With the availability of single-molecule techniques that allow for the observation of RPA ssDNA binding dynamics, further investigation of known protein-protein interactions may reveal that the role of these interactions is much greater than simply recruiting downstream proteins to the site of damage. As has been observed with Rad52, XPA, and DNA polymerase α, these interactions can alter the RPA-ssDNA interaction, the interaction of the RPA-interacting protein with ssDNA, or the interactions of individual RPA DBDs with ssDNA. Inhibitors of RPA protein-protein interactions have already been developed and have potential as a starting point for cancer drug discovery (198). While this is promising, understanding the role of the protein-protein interactions with RPA in DNA repair would allow for a much more targeted approach to drug discovery. As RPA is ubiquitous in all processes involving ssDNA, from replication to repair, understanding how protein-protein interactions may drive pathway choice is key to understanding how cellular pathway choice proceeds from starting points that are seemingly similar.

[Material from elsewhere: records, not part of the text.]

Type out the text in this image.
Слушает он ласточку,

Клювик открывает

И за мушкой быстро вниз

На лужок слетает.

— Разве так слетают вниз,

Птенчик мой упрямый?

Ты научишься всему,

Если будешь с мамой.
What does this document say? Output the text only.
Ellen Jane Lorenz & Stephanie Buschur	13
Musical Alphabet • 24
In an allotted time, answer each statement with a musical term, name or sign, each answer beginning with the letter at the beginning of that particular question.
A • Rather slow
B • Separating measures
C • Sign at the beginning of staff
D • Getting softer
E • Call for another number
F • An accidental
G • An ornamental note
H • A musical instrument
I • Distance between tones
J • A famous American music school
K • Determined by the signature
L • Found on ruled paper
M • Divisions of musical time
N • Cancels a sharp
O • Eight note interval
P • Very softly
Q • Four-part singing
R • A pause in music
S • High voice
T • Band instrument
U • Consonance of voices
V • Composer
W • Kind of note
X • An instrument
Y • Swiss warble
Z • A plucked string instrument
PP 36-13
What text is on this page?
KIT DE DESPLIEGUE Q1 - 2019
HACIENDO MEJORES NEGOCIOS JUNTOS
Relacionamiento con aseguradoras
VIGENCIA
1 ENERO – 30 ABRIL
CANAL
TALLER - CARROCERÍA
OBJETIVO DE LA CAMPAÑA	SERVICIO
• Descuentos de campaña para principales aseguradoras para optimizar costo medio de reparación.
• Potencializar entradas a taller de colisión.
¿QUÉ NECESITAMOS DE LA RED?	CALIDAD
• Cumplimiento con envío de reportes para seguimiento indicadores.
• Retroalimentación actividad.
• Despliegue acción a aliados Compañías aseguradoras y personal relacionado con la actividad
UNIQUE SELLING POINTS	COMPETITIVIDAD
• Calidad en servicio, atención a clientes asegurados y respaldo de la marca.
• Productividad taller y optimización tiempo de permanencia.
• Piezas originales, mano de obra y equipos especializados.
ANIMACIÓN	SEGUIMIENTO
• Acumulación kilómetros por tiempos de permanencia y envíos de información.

Post-Translational Modifications

While the previous section discussed the effect that protein interactions have on RPA dynamics, this section will explore the effect of post-translational modifications (PTMs) not only on RPA dynamics, but also on protein interactions with RPA which have been more thoroughly studied. The most characterized site of PTM of RPA is the N-terminal portion of RPA32. Phosphorylation of RPA was first identified by Din and colleagues in 1990 in both human and yeast, showing a direct link between RPA, which is required for replication, and cell cycle dependent phosphorylation (199). Figure 7a shows a map of phosphorylation sites at the N-terminus of RPA32. This region of RPA32 in human and yeast is phosphorylated in a cell cycle dependent manner by cyclin-dependent kinases (CDK) with phosphorylation occurring during the transition from G1 to S-phase and dephosphorylation occurring after mitosis (46). Functionally, RPA phosphorylated during mitosis binds to ssDNA identically, but exhibits reduced binding to dsDNA as well as certain DNA replication and repair proteins (200). These cell cycle dependent phosphorylation events are also necessary for further modification to occur as part of the DNA damage response (201).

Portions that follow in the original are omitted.